Friday, July 26, 2013

Market Forces

 
 


"The most important single central fact about a free market is that no exchange takes place unless both parties benefit"
Milton Friedman
 
 
 

Well, they are at it again. Those playful kids from the SEIU are trying to organize (ready for this), fast food workers. There is going to be a mass "walk out" soon at a number of fast food restaurants in a handful of major cities. They are going to protest these jobs do not pay a "livable wage", nor have good benefits. The SEIU has their eyes on a huge prize - 4,000,000 non-union workers in this sector, just waiting to be unionized.
 
Most enlightened economists know a simple truth - tinkering with market forces seldom turns out well. The SEIU wants ALL fast food workers to have minimum pay of $15/hour. In addition, paid sick days, vacation days, and a slew of other benefits. One might ask "Why not? These folks have to live also." Many of us in our youth worked at slinging burgers. These jobs are low or no skill and are meant to be "starter" jobs. They were never intended to be "raise a family, buy a house in the burbs, drive two cars" jobs.

Lets look for a minute on what happened earlier this month with Washington D.C. and Wal Mart. The left leaning bureaucrats who run the Washington decided if Wal Mart was going to build a super store inside city limits, ALL jobs at that store would have to pay at least $15/hour - a "livable wage". At first, Wal Mart responded politely - they explained that type of salary was not in their business model. They went on to explain many who start at the bottom have done well and risen though the ranks to have a good career at Wal Mart. The fine folks on the D.C. board responded by saying "So what? You want to build here, you pay everyone a livable wage". Wal Mart's response - "See you later - we will build our store elsewhere".

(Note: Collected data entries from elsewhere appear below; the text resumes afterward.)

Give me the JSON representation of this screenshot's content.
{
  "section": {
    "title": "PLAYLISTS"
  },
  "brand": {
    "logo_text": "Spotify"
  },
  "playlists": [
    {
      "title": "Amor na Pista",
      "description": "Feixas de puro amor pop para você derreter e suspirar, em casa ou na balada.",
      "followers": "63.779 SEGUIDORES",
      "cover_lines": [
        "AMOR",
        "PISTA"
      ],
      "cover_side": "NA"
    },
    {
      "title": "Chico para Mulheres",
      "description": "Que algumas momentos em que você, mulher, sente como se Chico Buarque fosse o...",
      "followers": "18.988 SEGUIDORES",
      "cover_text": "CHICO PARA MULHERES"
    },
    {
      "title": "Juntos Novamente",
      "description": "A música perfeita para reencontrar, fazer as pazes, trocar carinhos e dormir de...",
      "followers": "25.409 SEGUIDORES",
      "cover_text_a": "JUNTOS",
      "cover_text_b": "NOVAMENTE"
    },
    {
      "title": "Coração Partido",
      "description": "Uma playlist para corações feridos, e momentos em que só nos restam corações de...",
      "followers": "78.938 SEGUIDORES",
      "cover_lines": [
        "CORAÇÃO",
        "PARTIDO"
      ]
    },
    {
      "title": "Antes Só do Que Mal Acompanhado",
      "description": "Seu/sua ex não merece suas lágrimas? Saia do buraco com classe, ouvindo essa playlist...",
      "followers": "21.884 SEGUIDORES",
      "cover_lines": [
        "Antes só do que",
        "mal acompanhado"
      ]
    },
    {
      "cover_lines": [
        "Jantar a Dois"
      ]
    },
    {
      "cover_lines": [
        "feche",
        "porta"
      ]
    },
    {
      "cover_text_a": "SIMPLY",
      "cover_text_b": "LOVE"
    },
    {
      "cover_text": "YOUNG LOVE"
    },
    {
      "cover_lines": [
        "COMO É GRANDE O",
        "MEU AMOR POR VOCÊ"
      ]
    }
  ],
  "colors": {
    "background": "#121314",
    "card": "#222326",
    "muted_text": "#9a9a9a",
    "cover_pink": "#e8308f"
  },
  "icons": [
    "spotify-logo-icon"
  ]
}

What anyone who has taken the most rudimentary of economics courses knows this - wages are the biggest cost driver in organizations. If the wages go up, so do the prices. Wal Mart could no longer compete with other mass retailers if they paid everyone, regardless of skill, $15/hour. Online stores like Amazon have already taken market share from "big box" stores like Wal Mart.

If McDonald's had to pay everyone a livable wage, there would no longer be a "dollar menu" - there would be a "$5 menu" for the budget watchers. Big Macs would sell for way over $5. Sales would drop, and then would the workforce. Everyone would lose. What the market "tinkerers" do not understand is an age old adage - "You can lead a horse to water, but you can't make him drink". In other words, people don't have to pay high prices at fast food restaurants - they can just walk away.

One final example. In the paper this morning was a story about the city of Minneapolis wanting to take over the management of utilities within the city. Exel Energy, who supplies electricity and natural gas to eight states, is headquartered in Minneapolis. Exel's response to this hair brained idea - if Minneapolis decides to take this course of action, Exel will pull its headquarters out of Minneapolis and go elsewhere. It will cut loose the 2,000 people it employees in Minneapolis.

Once again to quote Milton Friedman, "The most important single central fact about a free market is that no exchange takes place unless both parties benefit." That is a lesson from Friedman many the Left just can't learn.